Couscous is not a predator that has come to exterminate traditional “buchty” (steamed buns), mother's meat loaves or destroy yeast baking. It's just another ingredient that will inspire you on how to make your menu more varied, will make you try to do something differently and will be used in a creative fit and be pushed a little further.
That's why I moved couscous to the realm of desserts without remorse. I wanted to awaken the memory of a bit more warmer oriental flavors and combinations. And the couscous cake was born. It was originally a colored pile on a salad plate. But since the design sells the food, not only for the sake of the visual aspect of it, I finally formed it into a cake and, for the sake of aesthetics, I poured chocolate over it. It was not necessary. But I wanted to reach an even greater extreme, given that the first reaction to the final picture with a hashtag #couscous would really be “Seriously?”.
So again, there is a reason to ask WHAT IS IT?
Couscous!
Couscous Cake

Shopping list
couscous 300g
coconut milk 500ml
honey 2tbsp
cinnamon 1/2 teaspoon
raisins 100g
dried figs 120g
pistachios 80g
almonds 80g
maple syrup 3tbsp
white chocolate 180g

Method
Combine the honey with the cinnamon, then dissolve it in coconut milk. Bring to a boil. Add finely chopped raisins with figs, couscous, remove from heat, cover with a lid and leave to rest for 15 minutes.
Cut the almonds and pistachios into irregular pieces, save 2 tbspns from the pistachios to use separately in the end. Roast the nuts for 5-6 minutes in a pan with a non-stick surface. Lightly stir the "drunk" couscous with a fork to give it some air and volume. Add the roasted nuts to the pot, add the maple syrup and mix everything thoroughly.
Press the prepared mixture into a baking dish (diameter 24 cm) lined with baking paper.
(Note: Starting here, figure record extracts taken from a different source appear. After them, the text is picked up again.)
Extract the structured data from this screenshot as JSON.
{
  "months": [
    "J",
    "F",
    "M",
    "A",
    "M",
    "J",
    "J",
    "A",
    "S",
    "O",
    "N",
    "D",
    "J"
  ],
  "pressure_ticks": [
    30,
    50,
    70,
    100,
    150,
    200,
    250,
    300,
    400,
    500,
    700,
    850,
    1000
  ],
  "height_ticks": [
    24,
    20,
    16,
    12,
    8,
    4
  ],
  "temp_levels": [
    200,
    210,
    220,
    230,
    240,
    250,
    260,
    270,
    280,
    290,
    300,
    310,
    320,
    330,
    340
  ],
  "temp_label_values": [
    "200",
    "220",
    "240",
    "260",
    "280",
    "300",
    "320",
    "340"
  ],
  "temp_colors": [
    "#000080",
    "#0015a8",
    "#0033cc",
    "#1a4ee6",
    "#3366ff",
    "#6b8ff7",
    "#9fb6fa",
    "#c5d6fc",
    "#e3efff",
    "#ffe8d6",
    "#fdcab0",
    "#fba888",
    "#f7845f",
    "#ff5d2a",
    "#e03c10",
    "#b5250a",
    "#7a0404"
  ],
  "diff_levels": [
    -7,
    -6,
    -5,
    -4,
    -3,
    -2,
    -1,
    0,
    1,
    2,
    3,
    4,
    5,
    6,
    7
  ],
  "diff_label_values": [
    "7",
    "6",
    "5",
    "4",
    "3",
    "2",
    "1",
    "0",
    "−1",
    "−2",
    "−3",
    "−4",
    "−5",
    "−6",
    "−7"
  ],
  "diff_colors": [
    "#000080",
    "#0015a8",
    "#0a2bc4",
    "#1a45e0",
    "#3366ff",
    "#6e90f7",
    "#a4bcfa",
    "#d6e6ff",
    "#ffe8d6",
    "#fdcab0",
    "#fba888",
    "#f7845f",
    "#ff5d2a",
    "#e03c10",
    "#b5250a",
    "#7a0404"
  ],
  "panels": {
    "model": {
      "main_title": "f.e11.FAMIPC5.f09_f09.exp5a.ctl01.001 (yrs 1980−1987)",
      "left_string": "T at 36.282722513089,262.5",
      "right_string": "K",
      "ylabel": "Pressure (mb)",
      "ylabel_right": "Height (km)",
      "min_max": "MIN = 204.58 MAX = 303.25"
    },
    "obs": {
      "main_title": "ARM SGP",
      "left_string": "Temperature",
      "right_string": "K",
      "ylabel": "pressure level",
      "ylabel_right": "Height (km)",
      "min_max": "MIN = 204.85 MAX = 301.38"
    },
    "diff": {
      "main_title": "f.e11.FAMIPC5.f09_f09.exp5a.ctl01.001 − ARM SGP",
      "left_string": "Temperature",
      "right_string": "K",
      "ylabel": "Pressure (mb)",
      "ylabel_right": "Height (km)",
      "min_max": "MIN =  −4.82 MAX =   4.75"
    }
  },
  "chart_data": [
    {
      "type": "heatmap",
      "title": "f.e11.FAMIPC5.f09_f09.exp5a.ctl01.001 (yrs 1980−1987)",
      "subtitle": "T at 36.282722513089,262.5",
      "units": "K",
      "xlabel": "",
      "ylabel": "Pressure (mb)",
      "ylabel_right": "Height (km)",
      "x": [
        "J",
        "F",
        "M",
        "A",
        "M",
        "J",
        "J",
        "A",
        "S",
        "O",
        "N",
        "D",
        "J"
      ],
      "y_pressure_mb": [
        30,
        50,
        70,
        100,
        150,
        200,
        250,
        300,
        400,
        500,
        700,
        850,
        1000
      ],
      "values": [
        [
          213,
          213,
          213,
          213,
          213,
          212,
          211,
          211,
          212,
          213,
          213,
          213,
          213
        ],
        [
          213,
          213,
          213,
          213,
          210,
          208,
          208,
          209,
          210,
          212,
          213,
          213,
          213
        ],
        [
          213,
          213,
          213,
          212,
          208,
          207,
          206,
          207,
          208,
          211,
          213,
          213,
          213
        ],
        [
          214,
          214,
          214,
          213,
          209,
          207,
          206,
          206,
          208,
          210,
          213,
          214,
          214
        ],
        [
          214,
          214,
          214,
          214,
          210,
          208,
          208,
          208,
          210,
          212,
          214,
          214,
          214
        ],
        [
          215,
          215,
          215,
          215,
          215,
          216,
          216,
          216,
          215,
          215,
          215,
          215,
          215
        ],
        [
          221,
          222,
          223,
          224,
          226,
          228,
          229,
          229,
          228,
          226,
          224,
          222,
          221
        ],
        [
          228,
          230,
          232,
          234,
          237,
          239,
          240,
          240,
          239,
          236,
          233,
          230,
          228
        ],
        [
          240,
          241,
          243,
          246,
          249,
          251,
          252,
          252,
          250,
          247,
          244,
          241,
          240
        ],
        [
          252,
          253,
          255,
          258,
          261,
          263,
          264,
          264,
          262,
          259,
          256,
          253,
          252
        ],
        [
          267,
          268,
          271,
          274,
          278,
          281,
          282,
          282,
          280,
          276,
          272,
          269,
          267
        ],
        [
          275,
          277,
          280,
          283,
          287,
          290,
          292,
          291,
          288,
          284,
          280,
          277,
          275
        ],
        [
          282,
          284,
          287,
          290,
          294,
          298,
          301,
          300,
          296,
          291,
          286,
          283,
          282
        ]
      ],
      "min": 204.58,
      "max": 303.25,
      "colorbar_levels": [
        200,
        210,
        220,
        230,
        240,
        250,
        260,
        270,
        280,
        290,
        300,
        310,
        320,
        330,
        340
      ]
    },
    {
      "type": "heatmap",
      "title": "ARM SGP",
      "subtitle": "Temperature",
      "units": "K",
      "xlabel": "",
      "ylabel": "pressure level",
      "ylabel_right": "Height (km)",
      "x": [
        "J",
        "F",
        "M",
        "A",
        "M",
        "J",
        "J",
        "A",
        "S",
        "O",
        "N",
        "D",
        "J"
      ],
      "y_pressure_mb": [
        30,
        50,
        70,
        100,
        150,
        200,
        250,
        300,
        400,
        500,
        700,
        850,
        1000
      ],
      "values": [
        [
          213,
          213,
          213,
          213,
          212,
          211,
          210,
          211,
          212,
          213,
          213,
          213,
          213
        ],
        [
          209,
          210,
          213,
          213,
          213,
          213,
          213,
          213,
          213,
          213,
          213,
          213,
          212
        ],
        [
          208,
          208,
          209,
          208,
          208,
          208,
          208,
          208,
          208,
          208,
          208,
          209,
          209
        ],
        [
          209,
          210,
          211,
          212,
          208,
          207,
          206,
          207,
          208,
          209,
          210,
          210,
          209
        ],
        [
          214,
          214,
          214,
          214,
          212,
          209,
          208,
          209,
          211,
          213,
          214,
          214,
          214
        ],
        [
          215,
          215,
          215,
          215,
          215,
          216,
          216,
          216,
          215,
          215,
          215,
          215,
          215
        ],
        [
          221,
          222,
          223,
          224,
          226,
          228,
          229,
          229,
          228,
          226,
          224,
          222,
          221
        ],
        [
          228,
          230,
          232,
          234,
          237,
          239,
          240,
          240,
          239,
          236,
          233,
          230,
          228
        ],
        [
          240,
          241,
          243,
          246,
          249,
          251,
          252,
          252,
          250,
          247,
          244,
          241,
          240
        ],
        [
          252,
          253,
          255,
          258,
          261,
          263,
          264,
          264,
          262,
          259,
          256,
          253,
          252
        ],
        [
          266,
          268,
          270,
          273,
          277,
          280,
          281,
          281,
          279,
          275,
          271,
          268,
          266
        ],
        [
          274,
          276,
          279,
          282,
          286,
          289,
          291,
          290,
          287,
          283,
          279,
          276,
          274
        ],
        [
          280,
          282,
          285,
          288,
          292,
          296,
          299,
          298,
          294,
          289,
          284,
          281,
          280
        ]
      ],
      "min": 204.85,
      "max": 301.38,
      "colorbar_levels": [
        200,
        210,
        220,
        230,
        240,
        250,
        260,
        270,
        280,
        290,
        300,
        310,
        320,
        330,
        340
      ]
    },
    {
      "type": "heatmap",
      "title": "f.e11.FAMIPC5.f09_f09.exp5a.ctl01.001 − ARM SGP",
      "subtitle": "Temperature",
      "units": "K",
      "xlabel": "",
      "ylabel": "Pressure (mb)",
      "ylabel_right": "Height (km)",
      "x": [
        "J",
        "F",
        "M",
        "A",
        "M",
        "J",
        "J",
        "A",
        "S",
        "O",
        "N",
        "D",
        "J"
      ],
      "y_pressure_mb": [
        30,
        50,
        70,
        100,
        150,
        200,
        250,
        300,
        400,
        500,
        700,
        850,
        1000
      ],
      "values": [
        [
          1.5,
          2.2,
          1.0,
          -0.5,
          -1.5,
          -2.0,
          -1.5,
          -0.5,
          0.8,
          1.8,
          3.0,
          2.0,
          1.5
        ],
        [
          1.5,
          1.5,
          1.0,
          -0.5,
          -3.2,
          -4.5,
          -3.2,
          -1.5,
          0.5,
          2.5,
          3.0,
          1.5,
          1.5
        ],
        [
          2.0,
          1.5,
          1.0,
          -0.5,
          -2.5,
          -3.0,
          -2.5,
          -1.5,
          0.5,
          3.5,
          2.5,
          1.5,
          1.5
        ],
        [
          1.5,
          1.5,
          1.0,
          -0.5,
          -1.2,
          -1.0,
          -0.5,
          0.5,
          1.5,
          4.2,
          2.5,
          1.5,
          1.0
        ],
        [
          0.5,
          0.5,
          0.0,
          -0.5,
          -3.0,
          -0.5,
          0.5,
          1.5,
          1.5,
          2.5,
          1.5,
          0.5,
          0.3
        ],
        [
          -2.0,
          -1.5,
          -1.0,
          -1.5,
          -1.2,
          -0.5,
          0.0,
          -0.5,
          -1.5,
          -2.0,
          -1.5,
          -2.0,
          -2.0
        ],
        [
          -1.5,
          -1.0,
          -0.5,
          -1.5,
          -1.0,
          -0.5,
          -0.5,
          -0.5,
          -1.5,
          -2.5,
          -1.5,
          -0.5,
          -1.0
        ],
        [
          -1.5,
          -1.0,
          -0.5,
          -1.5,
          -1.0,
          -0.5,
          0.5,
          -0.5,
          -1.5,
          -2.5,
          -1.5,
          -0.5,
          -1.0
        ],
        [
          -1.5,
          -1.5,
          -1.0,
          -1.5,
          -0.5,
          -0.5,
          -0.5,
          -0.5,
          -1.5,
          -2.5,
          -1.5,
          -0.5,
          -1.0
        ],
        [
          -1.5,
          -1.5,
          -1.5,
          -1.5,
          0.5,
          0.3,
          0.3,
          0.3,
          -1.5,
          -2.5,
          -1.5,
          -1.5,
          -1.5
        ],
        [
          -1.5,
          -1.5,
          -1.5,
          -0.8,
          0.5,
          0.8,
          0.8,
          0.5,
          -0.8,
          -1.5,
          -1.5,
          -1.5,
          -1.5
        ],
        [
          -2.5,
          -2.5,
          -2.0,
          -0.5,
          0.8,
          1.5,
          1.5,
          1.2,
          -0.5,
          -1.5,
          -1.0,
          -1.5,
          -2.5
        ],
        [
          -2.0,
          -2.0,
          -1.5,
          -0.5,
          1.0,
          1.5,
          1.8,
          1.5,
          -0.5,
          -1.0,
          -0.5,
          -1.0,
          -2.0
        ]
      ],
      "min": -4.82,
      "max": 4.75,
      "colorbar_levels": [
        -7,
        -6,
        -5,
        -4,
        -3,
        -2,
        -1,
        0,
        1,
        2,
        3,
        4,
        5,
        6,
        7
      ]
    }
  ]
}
Level the surface and cover with foil to maintain moisture. After cooling, put the cake in the refrigerator for at least another hour to set.
Take the chilled cake out of the form, place onto a plate, cover with melted chocolate and sprinkle with pistachios.

Do it your way: Couscous tastes great already after soaking in the pot, you can serve it on a tray with a salad spoon or shape the mixture into smaller portions, bowls or cups. Decorate the surface with lemon glaze, peanut butter, jam, or just sprinkle with cinnamon or skip this step altogether.